I’m gonna come out and say it – I love fan fiction. If it’s not glaringly bad presentation-wise (spelling errors, poor structure, obscenely bad plot), then I can usually enjoy it whether it’s so bad it’s good or just plain good. I like writing, so I can appreciate when someone does their best to put their own spin on established characters and universes. It’s also way I enjoy creepypastas as a sort of offshoot of fan fiction, because they basically tell a horror story to set up a mythos.

I’ve read all types of fan fiction (yes, even the sexual stuff), but the ones I enjoy most either create original stories for their chosen fandom or put the characters in strange situations. This could be anything from breaking the fourth wall to doing a “what if?” scenario. I’ve even enjoyed original fan fiction, based off nothing but ideas sprung from the writer’s head. Most of these were by internet friends, so I couldn’t help but be interested in what they came up with.

I once wrote fan fiction of my own as well. During my middle school years, I was involved with the official forum for Tommy Tallarico, a well-known video game composer who currently co-owns the concert tour Video Games Live. It was this forum where I met my first online friends who shared my interest in gaming and other nerdy things. One thread was dedicated to creative works, including fan fiction, so I decided to try my hand at writing a few stories involving a show Tommy was once involved with as well as Adam Sessler’s former show X-Play. I ended up writing four stories during my time there, and I was happy to receive good comments from my friends. Having hand-written them first, I even kept them in binders that I still have to this day.

Looking back on them, I know they’re not good. Being a teenager at the time, I didn’t know how to properly write characters, and my plots played out in a script-like format. I tossed together many ideas from shows I liked, even if it didn’t seem to make sense in the grand scheme of things. But in a weird way, I’m still proud I wrote them. Part of this is because they some of my few writing accomplishments, and the other part is because it was fun. Writing fan fiction let me be creative at a time when I started to read less and less and video games became a bigger part of my life.

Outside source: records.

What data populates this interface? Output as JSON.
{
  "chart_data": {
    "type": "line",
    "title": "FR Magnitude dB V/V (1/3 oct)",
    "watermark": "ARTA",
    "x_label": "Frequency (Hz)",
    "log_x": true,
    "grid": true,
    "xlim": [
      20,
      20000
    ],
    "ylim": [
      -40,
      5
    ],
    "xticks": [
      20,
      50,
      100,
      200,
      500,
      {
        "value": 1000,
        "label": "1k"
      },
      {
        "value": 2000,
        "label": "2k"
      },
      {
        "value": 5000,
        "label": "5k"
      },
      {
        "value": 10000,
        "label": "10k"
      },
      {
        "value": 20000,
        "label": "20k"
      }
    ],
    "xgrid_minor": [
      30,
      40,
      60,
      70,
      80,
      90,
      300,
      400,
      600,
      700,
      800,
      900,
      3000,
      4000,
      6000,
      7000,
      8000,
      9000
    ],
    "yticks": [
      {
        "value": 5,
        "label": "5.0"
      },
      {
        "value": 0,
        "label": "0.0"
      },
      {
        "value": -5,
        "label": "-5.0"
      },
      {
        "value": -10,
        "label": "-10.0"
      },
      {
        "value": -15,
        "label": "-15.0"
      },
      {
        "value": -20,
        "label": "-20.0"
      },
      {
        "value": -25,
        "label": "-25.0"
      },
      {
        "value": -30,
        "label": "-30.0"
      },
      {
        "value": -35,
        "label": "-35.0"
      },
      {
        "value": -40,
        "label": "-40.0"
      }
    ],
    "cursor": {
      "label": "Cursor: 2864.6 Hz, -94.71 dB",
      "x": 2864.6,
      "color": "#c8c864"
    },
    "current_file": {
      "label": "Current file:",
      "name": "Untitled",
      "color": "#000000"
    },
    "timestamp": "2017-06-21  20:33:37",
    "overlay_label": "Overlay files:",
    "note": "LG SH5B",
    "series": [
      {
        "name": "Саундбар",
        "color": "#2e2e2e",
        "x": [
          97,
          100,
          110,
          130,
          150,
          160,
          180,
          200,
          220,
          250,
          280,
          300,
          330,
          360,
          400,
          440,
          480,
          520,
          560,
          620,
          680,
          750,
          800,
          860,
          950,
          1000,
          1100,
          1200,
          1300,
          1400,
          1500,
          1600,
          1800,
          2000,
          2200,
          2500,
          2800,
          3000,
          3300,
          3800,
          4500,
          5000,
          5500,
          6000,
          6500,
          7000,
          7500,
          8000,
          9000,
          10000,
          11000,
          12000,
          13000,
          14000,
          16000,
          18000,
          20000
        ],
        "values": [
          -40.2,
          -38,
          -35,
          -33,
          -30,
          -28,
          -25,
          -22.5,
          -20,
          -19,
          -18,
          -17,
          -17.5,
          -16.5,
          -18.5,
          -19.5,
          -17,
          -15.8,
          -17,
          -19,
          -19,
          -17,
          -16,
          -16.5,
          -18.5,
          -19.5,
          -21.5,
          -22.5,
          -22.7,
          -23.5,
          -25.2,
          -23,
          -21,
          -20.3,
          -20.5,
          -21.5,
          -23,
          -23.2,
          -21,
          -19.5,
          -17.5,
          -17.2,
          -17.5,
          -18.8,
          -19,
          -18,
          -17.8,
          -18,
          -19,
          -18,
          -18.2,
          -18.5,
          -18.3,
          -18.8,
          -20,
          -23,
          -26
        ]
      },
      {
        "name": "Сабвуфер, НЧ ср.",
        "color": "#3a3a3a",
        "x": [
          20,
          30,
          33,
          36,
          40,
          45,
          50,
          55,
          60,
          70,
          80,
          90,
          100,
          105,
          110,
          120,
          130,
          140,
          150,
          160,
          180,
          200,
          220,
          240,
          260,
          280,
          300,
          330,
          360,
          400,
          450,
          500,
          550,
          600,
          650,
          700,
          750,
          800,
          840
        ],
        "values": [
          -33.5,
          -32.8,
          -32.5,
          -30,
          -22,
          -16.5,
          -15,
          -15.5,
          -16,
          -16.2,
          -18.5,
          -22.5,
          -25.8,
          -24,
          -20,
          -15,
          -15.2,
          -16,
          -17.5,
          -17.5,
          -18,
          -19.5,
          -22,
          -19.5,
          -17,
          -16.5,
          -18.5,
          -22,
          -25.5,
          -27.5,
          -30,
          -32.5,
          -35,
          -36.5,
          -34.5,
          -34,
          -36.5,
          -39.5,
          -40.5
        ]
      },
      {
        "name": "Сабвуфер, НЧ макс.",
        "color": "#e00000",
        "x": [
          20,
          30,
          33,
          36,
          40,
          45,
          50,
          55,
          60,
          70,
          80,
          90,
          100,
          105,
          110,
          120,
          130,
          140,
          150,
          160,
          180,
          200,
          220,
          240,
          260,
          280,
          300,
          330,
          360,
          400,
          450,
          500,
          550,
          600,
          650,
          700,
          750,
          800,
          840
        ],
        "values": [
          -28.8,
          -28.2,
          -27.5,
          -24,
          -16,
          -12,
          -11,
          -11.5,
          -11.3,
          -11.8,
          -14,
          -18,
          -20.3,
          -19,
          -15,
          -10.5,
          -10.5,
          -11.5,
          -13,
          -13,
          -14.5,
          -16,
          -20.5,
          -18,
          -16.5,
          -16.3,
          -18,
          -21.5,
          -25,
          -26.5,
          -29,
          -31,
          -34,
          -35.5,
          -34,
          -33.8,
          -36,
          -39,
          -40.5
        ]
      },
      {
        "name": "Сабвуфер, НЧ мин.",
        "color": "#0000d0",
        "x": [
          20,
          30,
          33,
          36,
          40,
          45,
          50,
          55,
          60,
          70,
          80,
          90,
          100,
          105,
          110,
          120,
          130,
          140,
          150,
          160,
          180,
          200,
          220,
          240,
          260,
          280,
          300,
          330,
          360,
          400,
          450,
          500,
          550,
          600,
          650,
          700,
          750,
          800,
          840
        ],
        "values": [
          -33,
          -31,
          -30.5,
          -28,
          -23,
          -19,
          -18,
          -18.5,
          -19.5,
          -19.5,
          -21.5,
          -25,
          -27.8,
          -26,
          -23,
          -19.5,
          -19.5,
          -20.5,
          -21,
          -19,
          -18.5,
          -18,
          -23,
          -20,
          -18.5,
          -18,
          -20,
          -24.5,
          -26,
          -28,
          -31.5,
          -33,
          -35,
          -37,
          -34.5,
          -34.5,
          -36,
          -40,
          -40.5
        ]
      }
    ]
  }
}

While I don’t disagree when people say fan fiction gets a bad rep thanks to poor writing and comparable stuff like “Fifty Shades of Grey”, I think people who love writing shouldn’t feel dissuaded from dabbling in it. Like many hobbies, it’s a creative outlet and a good starting point for aspiring writers to test out their skills and hone them. And while I don’t write as much as I used to, it’s definitely shown me how I’ve improved in my writing and how I can continue to improve.